If one thinks of the telescopes available to Galileo, it is no less than breathtaking to think of this telescope, 2.4 meters in diameter, traveling around in space, and again outside our dirty basement windows. It could not be put into orbit, and given its long life to do its amazing work, if a shuttle did not service it. And in 1984 also the third shuttle is meant to be available.
But there is, of course, much more that the shuttle will do. The first shuttle this year, if all goes well, will carry a large-format camera up. This camera will "provide stereoscopic, panchromatic imagery, with a resolution of approximately 10 meters." But the essential point is that all of NASA's missions -- including the scientific and the technological, including the observation of earth, of our environment and sources of energy -- cannot be carried much further without the shuttle.
The shuttle is only one element in the regular space transportation system which is now to be developed. The whole system includes the spacelabs, the shuttle and the "inertial upper stage." This last may simply if inadequately be described as a boost to the shuttle when it is already up. It will extend its range. We may think of Columbus as he gazed with his trained seaman's eye at his three vessels, adjusting their sails for their uncharted voyage and wishing for an inertial upper stage atop the rigging.
The extent and complexity of NASA's programs is barely known or understood by most people. Even if one takes only the 13 spacelabs which are supposed to be launched by 1985, each will serve one of the individual programs in NASA's several missions.
From the life sciences mission to the astrophysics mission to the earth observation mission, all affecting our immediate lives as well as man's furthest futures, it is these which the space transportation system will carry out. To imagine continuing the exploration of space with no shuttles is to imagine flying on a commercial airline with no ground crews to service its planes.
If you still are not interested in the largest questions which are being asked in space, then you can at least come down to earth with a sharp bump. Among the many missions which NASA undertakes is the development of the advanced aircraft we will use here: "to improve the usefulness, performance, speed, safety and efficiency of civil and military aircraft vehicles, and to preserve U.S. leadership in aeronautical science and technology." This program will next year begin the development of the technology, for example, needed for fire-resistant material which will reduce the dangers of aircraft crashes.

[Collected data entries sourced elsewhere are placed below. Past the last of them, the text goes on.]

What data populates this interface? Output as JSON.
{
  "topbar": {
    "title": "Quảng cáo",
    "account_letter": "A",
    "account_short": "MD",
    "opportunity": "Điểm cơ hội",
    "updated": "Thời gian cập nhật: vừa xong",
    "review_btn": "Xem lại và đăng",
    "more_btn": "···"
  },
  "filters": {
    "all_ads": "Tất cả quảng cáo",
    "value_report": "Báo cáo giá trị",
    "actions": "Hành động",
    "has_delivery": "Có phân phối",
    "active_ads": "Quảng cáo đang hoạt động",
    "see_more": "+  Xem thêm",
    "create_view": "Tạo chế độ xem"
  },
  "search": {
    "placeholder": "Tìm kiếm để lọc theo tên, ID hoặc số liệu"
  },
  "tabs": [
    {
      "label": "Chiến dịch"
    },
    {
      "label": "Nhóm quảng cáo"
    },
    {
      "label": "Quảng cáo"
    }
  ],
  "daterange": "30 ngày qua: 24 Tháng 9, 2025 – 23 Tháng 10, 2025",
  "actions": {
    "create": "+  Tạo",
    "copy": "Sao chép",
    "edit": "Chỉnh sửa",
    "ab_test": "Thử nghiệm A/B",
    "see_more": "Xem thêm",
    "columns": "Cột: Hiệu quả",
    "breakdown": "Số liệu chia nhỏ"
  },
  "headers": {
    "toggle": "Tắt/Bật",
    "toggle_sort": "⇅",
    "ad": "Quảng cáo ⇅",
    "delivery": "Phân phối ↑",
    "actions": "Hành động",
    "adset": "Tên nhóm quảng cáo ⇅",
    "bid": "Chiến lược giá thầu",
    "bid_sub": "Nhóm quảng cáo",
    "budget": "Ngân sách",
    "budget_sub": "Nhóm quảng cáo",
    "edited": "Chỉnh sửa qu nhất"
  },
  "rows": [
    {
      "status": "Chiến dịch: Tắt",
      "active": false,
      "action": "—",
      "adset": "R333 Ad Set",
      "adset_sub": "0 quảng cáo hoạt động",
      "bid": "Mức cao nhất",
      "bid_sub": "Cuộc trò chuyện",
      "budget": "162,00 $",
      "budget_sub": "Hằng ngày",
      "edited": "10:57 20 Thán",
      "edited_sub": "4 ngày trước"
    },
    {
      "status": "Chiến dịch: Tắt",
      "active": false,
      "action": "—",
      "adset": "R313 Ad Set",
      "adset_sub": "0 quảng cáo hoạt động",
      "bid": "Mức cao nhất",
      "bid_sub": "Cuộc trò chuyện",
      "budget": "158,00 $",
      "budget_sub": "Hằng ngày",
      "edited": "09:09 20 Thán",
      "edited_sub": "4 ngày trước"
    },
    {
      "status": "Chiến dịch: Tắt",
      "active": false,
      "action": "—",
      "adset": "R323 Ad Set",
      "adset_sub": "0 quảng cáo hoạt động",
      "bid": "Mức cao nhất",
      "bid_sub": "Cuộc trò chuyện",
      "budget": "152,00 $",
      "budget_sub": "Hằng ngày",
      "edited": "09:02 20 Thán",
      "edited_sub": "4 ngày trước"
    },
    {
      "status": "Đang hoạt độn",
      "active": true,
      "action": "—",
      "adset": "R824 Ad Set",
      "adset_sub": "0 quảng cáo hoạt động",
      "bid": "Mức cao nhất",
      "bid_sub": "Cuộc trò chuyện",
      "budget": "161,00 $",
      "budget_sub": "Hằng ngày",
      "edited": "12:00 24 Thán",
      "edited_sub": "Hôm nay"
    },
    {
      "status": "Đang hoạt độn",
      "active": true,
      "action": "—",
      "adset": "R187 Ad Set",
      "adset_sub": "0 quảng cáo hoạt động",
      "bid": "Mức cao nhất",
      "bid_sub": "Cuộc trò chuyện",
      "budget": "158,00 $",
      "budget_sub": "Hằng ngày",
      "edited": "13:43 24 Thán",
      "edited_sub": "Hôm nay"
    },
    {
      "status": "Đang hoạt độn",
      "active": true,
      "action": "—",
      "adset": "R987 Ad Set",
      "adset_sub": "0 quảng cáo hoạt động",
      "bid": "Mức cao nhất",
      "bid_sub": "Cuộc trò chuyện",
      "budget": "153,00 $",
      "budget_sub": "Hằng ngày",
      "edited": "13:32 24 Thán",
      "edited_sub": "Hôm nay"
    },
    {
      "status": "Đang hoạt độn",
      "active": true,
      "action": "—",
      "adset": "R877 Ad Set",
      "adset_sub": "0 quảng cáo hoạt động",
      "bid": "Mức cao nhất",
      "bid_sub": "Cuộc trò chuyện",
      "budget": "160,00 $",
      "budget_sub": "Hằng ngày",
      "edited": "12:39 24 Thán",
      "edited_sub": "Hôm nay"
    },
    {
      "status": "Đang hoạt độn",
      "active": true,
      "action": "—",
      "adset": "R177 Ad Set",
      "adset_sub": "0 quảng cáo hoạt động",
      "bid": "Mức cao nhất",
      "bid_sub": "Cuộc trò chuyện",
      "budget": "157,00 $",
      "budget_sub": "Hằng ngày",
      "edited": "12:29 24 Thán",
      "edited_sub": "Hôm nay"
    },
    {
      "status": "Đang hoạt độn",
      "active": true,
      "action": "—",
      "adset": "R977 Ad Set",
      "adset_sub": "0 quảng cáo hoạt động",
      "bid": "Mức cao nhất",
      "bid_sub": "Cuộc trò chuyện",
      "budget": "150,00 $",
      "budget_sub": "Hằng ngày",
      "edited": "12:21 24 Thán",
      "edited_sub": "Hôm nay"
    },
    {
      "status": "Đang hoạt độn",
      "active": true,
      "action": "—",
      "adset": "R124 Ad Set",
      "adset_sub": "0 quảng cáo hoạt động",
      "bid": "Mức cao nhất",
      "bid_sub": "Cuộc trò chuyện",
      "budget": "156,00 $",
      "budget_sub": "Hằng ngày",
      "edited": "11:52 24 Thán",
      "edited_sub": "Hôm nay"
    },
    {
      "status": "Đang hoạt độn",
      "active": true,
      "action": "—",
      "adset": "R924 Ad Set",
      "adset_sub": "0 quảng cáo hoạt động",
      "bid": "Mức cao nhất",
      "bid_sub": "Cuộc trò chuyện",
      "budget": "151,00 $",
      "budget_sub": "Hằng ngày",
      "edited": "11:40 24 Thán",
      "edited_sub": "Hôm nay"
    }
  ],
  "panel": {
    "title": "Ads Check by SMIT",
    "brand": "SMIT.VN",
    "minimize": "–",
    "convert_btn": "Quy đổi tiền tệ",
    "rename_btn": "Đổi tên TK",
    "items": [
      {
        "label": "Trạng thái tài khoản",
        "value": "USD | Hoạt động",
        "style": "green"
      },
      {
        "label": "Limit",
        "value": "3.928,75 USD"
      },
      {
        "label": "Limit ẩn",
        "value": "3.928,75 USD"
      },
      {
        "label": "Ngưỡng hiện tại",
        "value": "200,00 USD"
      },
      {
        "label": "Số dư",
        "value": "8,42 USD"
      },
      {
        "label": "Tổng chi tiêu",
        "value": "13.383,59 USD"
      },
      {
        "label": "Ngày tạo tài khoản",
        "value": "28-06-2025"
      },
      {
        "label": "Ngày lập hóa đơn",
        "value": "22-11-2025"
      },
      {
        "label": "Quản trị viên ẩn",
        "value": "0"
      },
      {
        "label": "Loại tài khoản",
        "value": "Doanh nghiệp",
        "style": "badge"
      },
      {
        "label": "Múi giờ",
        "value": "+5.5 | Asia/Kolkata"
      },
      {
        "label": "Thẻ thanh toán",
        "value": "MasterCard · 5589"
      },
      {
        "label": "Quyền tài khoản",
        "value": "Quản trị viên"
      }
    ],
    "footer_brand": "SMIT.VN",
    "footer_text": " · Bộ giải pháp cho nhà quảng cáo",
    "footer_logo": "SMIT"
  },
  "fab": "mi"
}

That would seem to be a program whose impact is immediate enough to us all.
And if the shuttle does indeed nosedive to earth two weeks from now? We ought not to smirk at the disaster. We ought to consider what would be one of its causes. The space program depends on the long-range development of the most sophisticated technology. It has for years now been subject to erratic funding and arbitrary cuts in its budget. It the shuttle crashes, it will be our fault.
Columbus had to go begging round the courts of a still medieval Europe to find the funding for his first journey. When he was at last given it by Isabella and Ferdinand, it cost them the same as one of their court balls. Our vision sometimes seems to be as narrow as 500 years ago.